Hillabee was an important Muscogee (Creek) town in east central Alabama before the Indian Removals of the 1830s. It was the center of a cluster of towns and villages, known as the Hillabee complex or, simply, Hillabee. The people living in the Hillabee complex area are sometimes called the Hillabees. That name does not refer to a separate tribe or clan but merely those Muscogees who lived in the Hillabee complex area. The word "Hillabee" comes from the Muscogee language word helvpe /hílapi/, meaning quick or swift, perhaps referring to the streams in the area.

==Location==
Hillabee and its satellite villages were located along Little Hillabee Creek and Enitachopco Creek where they join to form Big Hillabee Creek. Villages within the complex, along these streams, included Echoseis Ligau, Enitachopko, Lanudshi Apala, and Oktasassi. Nearby towns and villages associated with Hillabee include Oakfuskee, Little Oakfuskee, and Atchinalgi.

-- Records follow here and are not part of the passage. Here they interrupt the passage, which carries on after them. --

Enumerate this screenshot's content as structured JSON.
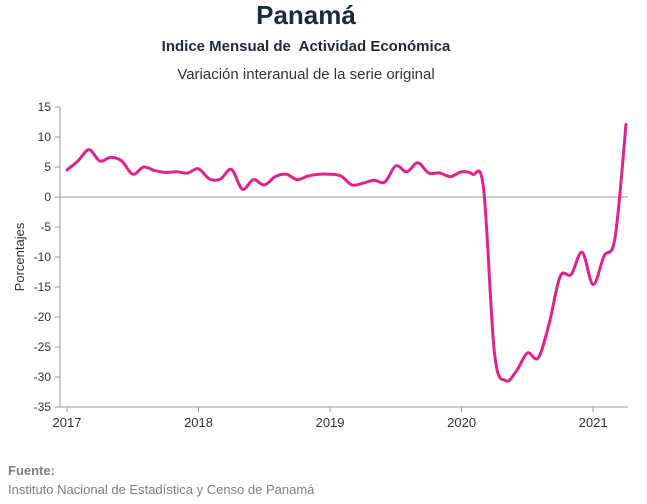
{
  "chart_data": {
    "type": "line",
    "title": "Panamá",
    "subtitle": "Indice Mensual de  Actividad Económica",
    "subtitle2": "Variación interanual de la serie original",
    "ylabel": "Porcentajes",
    "xlabel": "",
    "ylim": [
      -35,
      15
    ],
    "yticks": [
      15,
      10,
      5,
      0,
      -5,
      -10,
      -15,
      -20,
      -25,
      -30,
      -35
    ],
    "xlim": [
      "2017-01",
      "2021-04"
    ],
    "xticks": [
      "2017",
      "2018",
      "2019",
      "2020",
      "2021"
    ],
    "grid": false,
    "series": [
      {
        "name": "",
        "color": "#e0228f",
        "x": [
          "2017-01",
          "2017-02",
          "2017-03",
          "2017-04",
          "2017-05",
          "2017-06",
          "2017-07",
          "2017-08",
          "2017-09",
          "2017-10",
          "2017-11",
          "2017-12",
          "2018-01",
          "2018-02",
          "2018-03",
          "2018-04",
          "2018-05",
          "2018-06",
          "2018-07",
          "2018-08",
          "2018-09",
          "2018-10",
          "2018-11",
          "2018-12",
          "2019-01",
          "2019-02",
          "2019-03",
          "2019-04",
          "2019-05",
          "2019-06",
          "2019-07",
          "2019-08",
          "2019-09",
          "2019-10",
          "2019-11",
          "2019-12",
          "2020-01",
          "2020-02",
          "2020-03",
          "2020-04",
          "2020-05",
          "2020-06",
          "2020-07",
          "2020-08",
          "2020-09",
          "2020-10",
          "2020-11",
          "2020-12",
          "2021-01",
          "2021-02",
          "2021-03",
          "2021-04"
        ],
        "values": [
          4.5,
          6.0,
          7.9,
          6.0,
          6.6,
          6.0,
          3.8,
          5.0,
          4.4,
          4.1,
          4.2,
          4.0,
          4.7,
          3.0,
          3.0,
          4.6,
          1.3,
          2.9,
          2.0,
          3.4,
          3.8,
          2.9,
          3.5,
          3.8,
          3.8,
          3.5,
          2.0,
          2.3,
          2.8,
          2.5,
          5.2,
          4.2,
          5.7,
          4.0,
          4.0,
          3.4,
          4.2,
          3.8,
          1.5,
          -26.0,
          -30.6,
          -29.0,
          -26.0,
          -26.8,
          -21.0,
          -13.2,
          -12.9,
          -9.2,
          -14.6,
          -9.8,
          -6.8,
          12.1
        ]
      }
    ]
  },
  "footer": {
    "label": "Fuente:",
    "text": "Instituto Nacional de Estadística y Censo de Panamá"
  }
}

Today the area is in southern Clay County and northern Tallapoosa County, north of Alexander City. The present-day villages of Millerville and Bluff Springs lie within the former Hillabee complex area.

==History==
The Hillabee complex, focused along the Hillabee and Enitachopco Creeks, dates back at least to the late 17th century. During the late 18th and early 19th centuries the complex lay in the approximate center of the Creek Confederacy's territory. Its population probably peaked after the Creek War (1813–14), then declined. Creek settlement in the area ended with the forced removal of the Muscogee people during the 1830s.

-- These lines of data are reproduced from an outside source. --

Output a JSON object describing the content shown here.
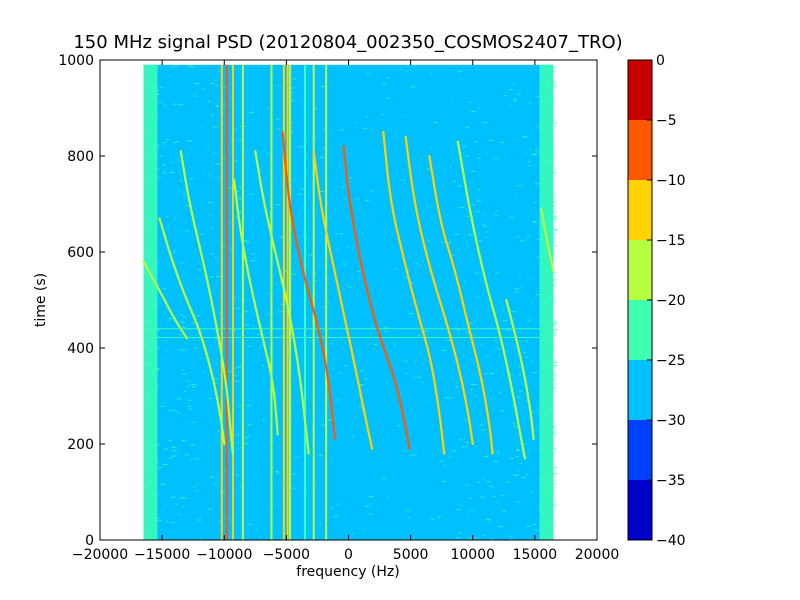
{
  "chart_data": {
    "type": "heatmap",
    "title": "150 MHz signal PSD (20120804_002350_COSMOS2407_TRO)",
    "xlabel": "frequency (Hz)",
    "ylabel": "time (s)",
    "xlim": [
      -20000,
      20000
    ],
    "ylim": [
      0,
      1000
    ],
    "x_ticks": [
      -20000,
      -15000,
      -10000,
      -5000,
      0,
      5000,
      10000,
      15000,
      20000
    ],
    "x_tick_labels": [
      "−20000",
      "−15000",
      "−10000",
      "−5000",
      "0",
      "5000",
      "10000",
      "15000",
      "20000"
    ],
    "y_ticks": [
      0,
      200,
      400,
      600,
      800,
      1000
    ],
    "y_tick_labels": [
      "0",
      "200",
      "400",
      "600",
      "800",
      "1000"
    ],
    "data_extent": {
      "x": [
        -16500,
        16500
      ],
      "y": [
        0,
        990
      ]
    },
    "background_level": -27,
    "edge_level": -23,
    "vertical_lines": [
      {
        "x": -10200,
        "level": -13
      },
      {
        "x": -9800,
        "level": -10
      },
      {
        "x": -9300,
        "level": -12
      },
      {
        "x": -8500,
        "level": -17
      },
      {
        "x": -6200,
        "level": -20
      },
      {
        "x": -5200,
        "level": -13
      },
      {
        "x": -4900,
        "level": -15
      },
      {
        "x": -4700,
        "level": -18
      },
      {
        "x": -3500,
        "level": -21
      },
      {
        "x": -2800,
        "level": -17
      },
      {
        "x": -1800,
        "level": -17
      }
    ],
    "traces": [
      {
        "points": [
          [
            -16500,
            580
          ],
          [
            -15000,
            510
          ],
          [
            -14000,
            460
          ],
          [
            -13000,
            420
          ]
        ],
        "level": -17
      },
      {
        "points": [
          [
            -15200,
            670
          ],
          [
            -14300,
            590
          ],
          [
            -13200,
            510
          ],
          [
            -12000,
            440
          ],
          [
            -11000,
            350
          ],
          [
            -10300,
            260
          ],
          [
            -10000,
            200
          ]
        ],
        "level": -17
      },
      {
        "points": [
          [
            -13500,
            810
          ],
          [
            -12800,
            700
          ],
          [
            -11500,
            560
          ],
          [
            -10500,
            430
          ],
          [
            -9800,
            320
          ],
          [
            -9500,
            230
          ],
          [
            -9300,
            180
          ]
        ],
        "level": -18
      },
      {
        "points": [
          [
            -9200,
            750
          ],
          [
            -8700,
            640
          ],
          [
            -7800,
            520
          ],
          [
            -6800,
            410
          ],
          [
            -6000,
            320
          ],
          [
            -5700,
            220
          ]
        ],
        "level": -17
      },
      {
        "points": [
          [
            -7500,
            810
          ],
          [
            -6800,
            700
          ],
          [
            -5800,
            590
          ],
          [
            -4800,
            480
          ],
          [
            -4000,
            360
          ],
          [
            -3500,
            250
          ],
          [
            -3200,
            180
          ]
        ],
        "level": -16
      },
      {
        "points": [
          [
            -5300,
            850
          ],
          [
            -4800,
            700
          ],
          [
            -3800,
            570
          ],
          [
            -2700,
            470
          ],
          [
            -1900,
            380
          ],
          [
            -1400,
            290
          ],
          [
            -1100,
            210
          ]
        ],
        "level": -10
      },
      {
        "points": [
          [
            -2800,
            810
          ],
          [
            -2200,
            690
          ],
          [
            -1200,
            570
          ],
          [
            -200,
            450
          ],
          [
            700,
            340
          ],
          [
            1400,
            250
          ],
          [
            1900,
            190
          ]
        ],
        "level": -12
      },
      {
        "points": [
          [
            -400,
            820
          ],
          [
            100,
            700
          ],
          [
            1100,
            560
          ],
          [
            2400,
            430
          ],
          [
            3700,
            340
          ],
          [
            4500,
            250
          ],
          [
            4900,
            190
          ]
        ],
        "level": -7
      },
      {
        "points": [
          [
            2800,
            850
          ],
          [
            3400,
            700
          ],
          [
            4500,
            580
          ],
          [
            5600,
            470
          ],
          [
            6600,
            380
          ],
          [
            7300,
            270
          ],
          [
            7700,
            180
          ]
        ],
        "level": -12
      },
      {
        "points": [
          [
            4600,
            840
          ],
          [
            5300,
            700
          ],
          [
            6500,
            570
          ],
          [
            7700,
            470
          ],
          [
            8800,
            370
          ],
          [
            9600,
            270
          ],
          [
            10000,
            200
          ]
        ],
        "level": -13
      },
      {
        "points": [
          [
            6500,
            800
          ],
          [
            7400,
            660
          ],
          [
            8600,
            560
          ],
          [
            9700,
            440
          ],
          [
            10600,
            350
          ],
          [
            11300,
            250
          ],
          [
            11600,
            180
          ]
        ],
        "level": -15
      },
      {
        "points": [
          [
            8800,
            830
          ],
          [
            9800,
            680
          ],
          [
            11000,
            540
          ],
          [
            12200,
            430
          ],
          [
            13200,
            310
          ],
          [
            13900,
            210
          ],
          [
            14200,
            170
          ]
        ],
        "level": -17
      },
      {
        "points": [
          [
            12700,
            500
          ],
          [
            13500,
            420
          ],
          [
            14200,
            340
          ],
          [
            14700,
            260
          ],
          [
            14900,
            210
          ]
        ],
        "level": -19
      },
      {
        "points": [
          [
            15500,
            690
          ],
          [
            16000,
            620
          ],
          [
            16500,
            560
          ]
        ],
        "level": -18
      }
    ],
    "horizontal_lines": [
      {
        "y": 422,
        "level": -21
      },
      {
        "y": 440,
        "level": -21
      }
    ],
    "colorbar": {
      "range": [
        -40,
        0
      ],
      "ticks": [
        0,
        -5,
        -10,
        -15,
        -20,
        -25,
        -30,
        -35,
        -40
      ],
      "tick_labels": [
        "0",
        "−5",
        "−10",
        "−15",
        "−20",
        "−25",
        "−30",
        "−35",
        "−40"
      ],
      "bands": [
        {
          "from": -40,
          "to": -35,
          "color": "#0000c8"
        },
        {
          "from": -35,
          "to": -30,
          "color": "#0040ff"
        },
        {
          "from": -30,
          "to": -25,
          "color": "#00c0ff"
        },
        {
          "from": -25,
          "to": -20,
          "color": "#40ffb5"
        },
        {
          "from": -20,
          "to": -15,
          "color": "#b5ff40"
        },
        {
          "from": -15,
          "to": -10,
          "color": "#ffd200"
        },
        {
          "from": -10,
          "to": -5,
          "color": "#ff5800"
        },
        {
          "from": -5,
          "to": 0,
          "color": "#c80000"
        }
      ]
    }
  }
}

During the Creek War, part of the War of 1812, the Muscogee (Creek) people were divided. Those who fought against the United States were known as the Red Sticks. The Hillabee people had been Red Stick allies until the Battle of Tallushatchee and Battle of Talladega. A large number of Hillabee Creeks fought General Andrew Jackson's forces at Talladega. They were badly defeated and sued for peace, which Jackson granted on 17 November 1813. One day later the Hillabee villages were attacked by troops under General William Cocke, who did not know about the peace. The villages of Little Oakfusky and Genalga were completely destroyed. The main town of Hillabee was attacked. The Creeks, who thought they were at peace, were completely surprised and gave little resistance. During the attack 64 Creek were killed, 29 wounded, and 237 taken captive and sent to Fort Armstrong, near Turkeytown. Feeling betrayed, the Hillabees returned to the Red Stick alliance and remained bitter enemies of the Americans for the rest of the war.

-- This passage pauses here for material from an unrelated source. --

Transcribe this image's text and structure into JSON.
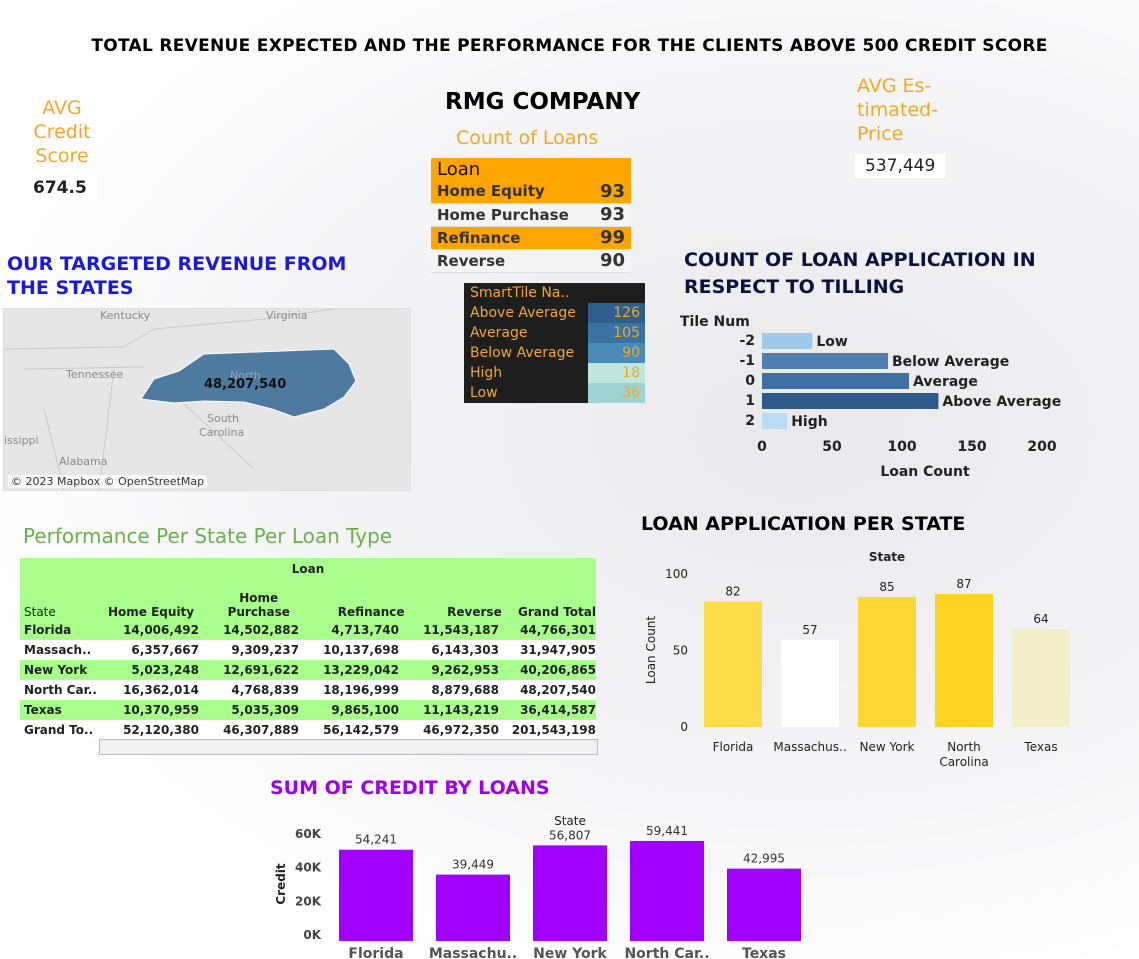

The complex was located near the junction of several important trading trails, notably the Oakfuskee Trail (Upper Creek Trading Path), the Weogulfga-Oakfuskee Trail, and the Cussetta Trading Path. After the 1814 Treaty of Fort Jackson the United States and white settlers built or improved a number of roads crossing Creek lands. Roads that crossed the Hillabee area included the McIntosh Road (also called the Georgia Road), which connected Coweta to Talladega, the Federal Road, which connected Milledgeville, to Mobile, and was originally an Indian trail called the Three Notch Road. Part of the Weogulfga-Oakfuskee Trail near Hillabee was widened and became known as the Chapman Road.